When societies are destabilized by factors such as political upheaval, unregulated technology, disease or climate change, something dramatic but predictable occurs. Although individuals usually concentrate on relationships with family, friends and the small groups they depend on, they widen their view when society wobbles. This response is explained by existential fears regarding survival.
The large group becomes a more conscious focus for belonging. To cope with insecurity, we look carefully for commonalities with fellow group members. We also scan for differences from outsiders, and underline them to sharpen our own group’s definition. The greater the feeling of alienation from one’s family of origin, the more tightly that individual closes ranks. Frightened groups are inclined to locate the source of the threat as coming from outside — typically from another group — and have difficulty grappling with their own problems.
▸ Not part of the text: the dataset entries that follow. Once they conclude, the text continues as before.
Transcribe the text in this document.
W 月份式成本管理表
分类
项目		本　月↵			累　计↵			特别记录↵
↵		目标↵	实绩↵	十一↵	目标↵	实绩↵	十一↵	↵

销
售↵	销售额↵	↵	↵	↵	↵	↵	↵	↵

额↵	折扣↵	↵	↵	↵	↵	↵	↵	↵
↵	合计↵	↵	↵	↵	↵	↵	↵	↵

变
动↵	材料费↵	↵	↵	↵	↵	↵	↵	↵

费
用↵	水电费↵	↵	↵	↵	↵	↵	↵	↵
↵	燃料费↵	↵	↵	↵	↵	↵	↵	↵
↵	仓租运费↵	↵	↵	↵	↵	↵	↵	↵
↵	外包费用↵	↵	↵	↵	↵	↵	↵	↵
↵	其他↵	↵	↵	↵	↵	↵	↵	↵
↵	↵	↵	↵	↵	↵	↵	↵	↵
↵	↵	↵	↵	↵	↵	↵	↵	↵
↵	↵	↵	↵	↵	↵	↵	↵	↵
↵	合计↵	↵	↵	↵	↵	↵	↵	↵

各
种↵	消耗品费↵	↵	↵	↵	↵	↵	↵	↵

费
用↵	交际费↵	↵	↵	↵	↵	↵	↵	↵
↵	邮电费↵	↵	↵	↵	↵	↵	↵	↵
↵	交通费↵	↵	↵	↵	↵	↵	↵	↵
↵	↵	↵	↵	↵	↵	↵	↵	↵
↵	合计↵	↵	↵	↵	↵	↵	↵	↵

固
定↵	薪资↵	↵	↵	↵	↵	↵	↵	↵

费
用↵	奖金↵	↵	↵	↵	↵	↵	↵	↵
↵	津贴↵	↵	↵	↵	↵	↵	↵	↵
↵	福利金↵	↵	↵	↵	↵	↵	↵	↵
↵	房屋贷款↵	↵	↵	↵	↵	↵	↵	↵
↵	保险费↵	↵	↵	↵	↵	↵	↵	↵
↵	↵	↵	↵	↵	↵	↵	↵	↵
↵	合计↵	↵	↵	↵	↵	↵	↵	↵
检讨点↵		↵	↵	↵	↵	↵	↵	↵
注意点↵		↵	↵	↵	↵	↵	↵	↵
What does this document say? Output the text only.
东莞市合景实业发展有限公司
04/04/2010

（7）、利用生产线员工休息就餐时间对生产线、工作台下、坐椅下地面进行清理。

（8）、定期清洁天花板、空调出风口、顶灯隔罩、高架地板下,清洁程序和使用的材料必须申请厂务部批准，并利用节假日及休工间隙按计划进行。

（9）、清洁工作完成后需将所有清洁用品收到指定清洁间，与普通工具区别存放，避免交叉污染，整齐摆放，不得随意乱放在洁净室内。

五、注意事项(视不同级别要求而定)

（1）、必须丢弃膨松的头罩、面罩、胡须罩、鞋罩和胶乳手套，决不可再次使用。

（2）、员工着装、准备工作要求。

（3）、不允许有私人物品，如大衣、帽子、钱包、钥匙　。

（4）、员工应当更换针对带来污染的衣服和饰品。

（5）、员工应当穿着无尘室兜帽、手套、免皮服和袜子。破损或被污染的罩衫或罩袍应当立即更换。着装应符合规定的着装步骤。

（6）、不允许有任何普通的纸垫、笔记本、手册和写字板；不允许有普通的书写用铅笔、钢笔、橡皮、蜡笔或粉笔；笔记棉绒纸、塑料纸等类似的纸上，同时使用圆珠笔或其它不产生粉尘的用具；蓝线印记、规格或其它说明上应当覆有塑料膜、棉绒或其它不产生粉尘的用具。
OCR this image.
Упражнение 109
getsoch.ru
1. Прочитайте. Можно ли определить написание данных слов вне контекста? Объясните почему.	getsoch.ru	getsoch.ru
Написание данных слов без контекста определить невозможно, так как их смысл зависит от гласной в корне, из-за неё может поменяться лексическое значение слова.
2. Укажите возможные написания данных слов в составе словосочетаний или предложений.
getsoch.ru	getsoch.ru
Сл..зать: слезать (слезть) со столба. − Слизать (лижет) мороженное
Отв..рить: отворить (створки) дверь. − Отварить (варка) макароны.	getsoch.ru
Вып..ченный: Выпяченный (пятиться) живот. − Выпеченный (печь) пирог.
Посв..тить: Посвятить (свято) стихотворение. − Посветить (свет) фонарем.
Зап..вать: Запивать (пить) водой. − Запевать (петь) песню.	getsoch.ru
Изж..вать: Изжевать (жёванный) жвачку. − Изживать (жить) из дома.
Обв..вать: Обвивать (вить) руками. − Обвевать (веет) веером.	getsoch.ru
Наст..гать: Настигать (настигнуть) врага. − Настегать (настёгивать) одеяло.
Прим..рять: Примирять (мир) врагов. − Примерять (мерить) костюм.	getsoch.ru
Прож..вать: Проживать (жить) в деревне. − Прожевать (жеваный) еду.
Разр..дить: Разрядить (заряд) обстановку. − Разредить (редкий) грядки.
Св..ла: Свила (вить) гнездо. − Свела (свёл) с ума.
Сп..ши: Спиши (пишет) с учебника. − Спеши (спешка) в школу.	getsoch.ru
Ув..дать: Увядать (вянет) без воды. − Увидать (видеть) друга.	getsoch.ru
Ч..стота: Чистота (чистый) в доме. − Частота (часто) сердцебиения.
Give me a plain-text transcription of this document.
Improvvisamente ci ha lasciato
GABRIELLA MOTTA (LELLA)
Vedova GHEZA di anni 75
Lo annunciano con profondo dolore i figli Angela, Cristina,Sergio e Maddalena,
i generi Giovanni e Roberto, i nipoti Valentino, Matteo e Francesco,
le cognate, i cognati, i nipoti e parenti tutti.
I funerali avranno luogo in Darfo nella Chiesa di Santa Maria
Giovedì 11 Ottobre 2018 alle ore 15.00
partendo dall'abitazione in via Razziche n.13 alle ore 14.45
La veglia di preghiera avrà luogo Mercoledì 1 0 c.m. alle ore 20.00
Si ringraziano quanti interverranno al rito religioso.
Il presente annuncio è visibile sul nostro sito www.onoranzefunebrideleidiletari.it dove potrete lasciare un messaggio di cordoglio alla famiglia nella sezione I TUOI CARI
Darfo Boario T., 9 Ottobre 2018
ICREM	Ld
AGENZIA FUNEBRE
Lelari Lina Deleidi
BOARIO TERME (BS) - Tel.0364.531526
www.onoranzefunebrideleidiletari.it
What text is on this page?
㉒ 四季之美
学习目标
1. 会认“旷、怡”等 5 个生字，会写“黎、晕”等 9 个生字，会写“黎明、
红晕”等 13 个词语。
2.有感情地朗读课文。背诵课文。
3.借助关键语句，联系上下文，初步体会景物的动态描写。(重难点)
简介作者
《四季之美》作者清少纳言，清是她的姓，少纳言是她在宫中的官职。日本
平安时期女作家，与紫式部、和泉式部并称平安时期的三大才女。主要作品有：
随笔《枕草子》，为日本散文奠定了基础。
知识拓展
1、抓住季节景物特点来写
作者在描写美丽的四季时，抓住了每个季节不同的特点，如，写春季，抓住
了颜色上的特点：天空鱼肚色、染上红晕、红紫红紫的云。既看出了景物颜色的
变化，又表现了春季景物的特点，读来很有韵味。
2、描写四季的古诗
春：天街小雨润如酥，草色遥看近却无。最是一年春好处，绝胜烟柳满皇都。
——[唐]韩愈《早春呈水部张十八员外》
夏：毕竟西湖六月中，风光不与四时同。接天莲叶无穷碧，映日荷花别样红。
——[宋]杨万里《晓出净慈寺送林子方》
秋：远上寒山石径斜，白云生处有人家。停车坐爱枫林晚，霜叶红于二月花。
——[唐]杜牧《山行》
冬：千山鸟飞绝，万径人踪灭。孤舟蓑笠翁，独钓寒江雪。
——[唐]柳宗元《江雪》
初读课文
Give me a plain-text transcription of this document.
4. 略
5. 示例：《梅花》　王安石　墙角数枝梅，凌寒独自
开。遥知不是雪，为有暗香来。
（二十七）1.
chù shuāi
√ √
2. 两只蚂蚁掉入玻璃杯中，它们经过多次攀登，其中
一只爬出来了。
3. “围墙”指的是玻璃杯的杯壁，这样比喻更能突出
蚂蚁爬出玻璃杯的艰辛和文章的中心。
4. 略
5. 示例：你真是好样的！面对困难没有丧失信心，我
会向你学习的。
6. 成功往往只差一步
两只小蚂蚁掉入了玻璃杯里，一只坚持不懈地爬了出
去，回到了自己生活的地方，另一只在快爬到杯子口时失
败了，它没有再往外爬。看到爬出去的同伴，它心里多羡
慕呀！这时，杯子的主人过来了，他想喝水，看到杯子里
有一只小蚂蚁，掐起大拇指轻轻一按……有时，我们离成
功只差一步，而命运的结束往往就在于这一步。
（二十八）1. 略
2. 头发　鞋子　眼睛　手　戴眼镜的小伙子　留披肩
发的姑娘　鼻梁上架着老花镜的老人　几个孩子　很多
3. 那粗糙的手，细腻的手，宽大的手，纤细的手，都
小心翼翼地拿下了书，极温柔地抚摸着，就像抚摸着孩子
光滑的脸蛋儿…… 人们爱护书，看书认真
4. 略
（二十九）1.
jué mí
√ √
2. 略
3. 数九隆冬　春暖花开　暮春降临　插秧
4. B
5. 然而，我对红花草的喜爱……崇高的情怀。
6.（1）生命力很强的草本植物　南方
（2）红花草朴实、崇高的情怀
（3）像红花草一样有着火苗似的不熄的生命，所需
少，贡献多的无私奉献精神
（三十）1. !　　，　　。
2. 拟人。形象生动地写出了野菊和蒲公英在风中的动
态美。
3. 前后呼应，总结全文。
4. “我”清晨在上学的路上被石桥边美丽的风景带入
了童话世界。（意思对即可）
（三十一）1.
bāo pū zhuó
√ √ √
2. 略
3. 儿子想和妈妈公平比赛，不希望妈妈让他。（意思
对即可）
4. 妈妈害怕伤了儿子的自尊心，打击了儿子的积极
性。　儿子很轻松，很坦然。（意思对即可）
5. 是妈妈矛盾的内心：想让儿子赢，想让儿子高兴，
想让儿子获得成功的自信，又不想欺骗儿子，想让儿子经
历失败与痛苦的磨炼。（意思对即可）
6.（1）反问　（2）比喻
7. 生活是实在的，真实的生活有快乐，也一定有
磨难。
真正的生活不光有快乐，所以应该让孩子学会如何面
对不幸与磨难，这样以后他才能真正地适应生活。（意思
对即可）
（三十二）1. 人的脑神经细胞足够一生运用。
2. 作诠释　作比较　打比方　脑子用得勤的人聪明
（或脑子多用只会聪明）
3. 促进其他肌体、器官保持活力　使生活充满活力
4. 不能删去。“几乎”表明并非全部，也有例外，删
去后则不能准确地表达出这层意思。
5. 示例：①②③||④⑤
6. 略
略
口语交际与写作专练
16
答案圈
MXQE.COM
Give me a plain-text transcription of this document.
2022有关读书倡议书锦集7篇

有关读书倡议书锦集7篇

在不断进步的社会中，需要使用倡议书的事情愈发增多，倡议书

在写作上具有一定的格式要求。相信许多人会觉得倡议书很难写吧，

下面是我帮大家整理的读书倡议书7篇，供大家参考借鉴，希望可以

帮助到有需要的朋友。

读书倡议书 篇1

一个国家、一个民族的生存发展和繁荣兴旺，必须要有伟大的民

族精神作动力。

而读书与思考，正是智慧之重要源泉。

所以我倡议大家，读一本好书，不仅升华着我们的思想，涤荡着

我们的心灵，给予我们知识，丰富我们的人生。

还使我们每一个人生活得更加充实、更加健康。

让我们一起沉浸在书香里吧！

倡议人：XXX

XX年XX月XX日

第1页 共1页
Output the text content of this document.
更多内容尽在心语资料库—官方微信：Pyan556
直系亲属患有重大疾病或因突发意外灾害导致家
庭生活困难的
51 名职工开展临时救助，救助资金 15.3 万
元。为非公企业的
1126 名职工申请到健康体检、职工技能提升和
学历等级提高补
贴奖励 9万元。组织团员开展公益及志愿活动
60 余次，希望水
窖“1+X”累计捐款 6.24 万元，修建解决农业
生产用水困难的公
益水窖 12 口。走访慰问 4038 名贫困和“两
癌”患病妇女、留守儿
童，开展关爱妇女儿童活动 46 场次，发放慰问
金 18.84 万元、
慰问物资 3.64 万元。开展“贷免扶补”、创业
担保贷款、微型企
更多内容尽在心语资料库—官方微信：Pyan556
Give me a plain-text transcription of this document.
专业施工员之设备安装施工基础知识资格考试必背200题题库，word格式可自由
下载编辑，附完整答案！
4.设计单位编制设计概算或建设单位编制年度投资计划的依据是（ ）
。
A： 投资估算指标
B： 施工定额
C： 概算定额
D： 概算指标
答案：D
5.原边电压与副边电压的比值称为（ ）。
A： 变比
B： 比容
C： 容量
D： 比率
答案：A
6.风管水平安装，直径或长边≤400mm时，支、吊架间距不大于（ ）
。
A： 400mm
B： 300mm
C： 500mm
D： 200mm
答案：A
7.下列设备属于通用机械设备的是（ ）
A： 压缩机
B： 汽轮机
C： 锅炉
Threatened groups select a certain kind of leader. He tends to be either bland and passive, or suspicious and confrontational. Sometimes he is a combination of these qualities. He typically questions scientific facts, blurs reality, and offers simplistic prescriptions for healing. He promises restoration of security, which is soothing for the alarmed group.
Healthy leaders, by contrast, understand and counteract fragmenting forces. They are honest regarding complex problems, protective of established institutions and laws, eager to heal conflicts between groups, and realistic about correctives. We have benefited from this leadership in our national past.
If this sounds like a plea, it is. I am asking the citizenry to wake up. The power of a scared and mesmerized group is awesome. Just watch an old film of entranced cultured Germans. Collective work on our actual and daunting problems — such as gun violence or climate change — won’t be as joyful as our basketball team’s championship. It is messy and requires compromise. But it defines democracy. And it is a better choice than where we are headed.
Andrew Smolar, M.D., is a psychiatrist, psychoanalyst and clinical associate professor of psychiatry at the Temple University School of Medicine.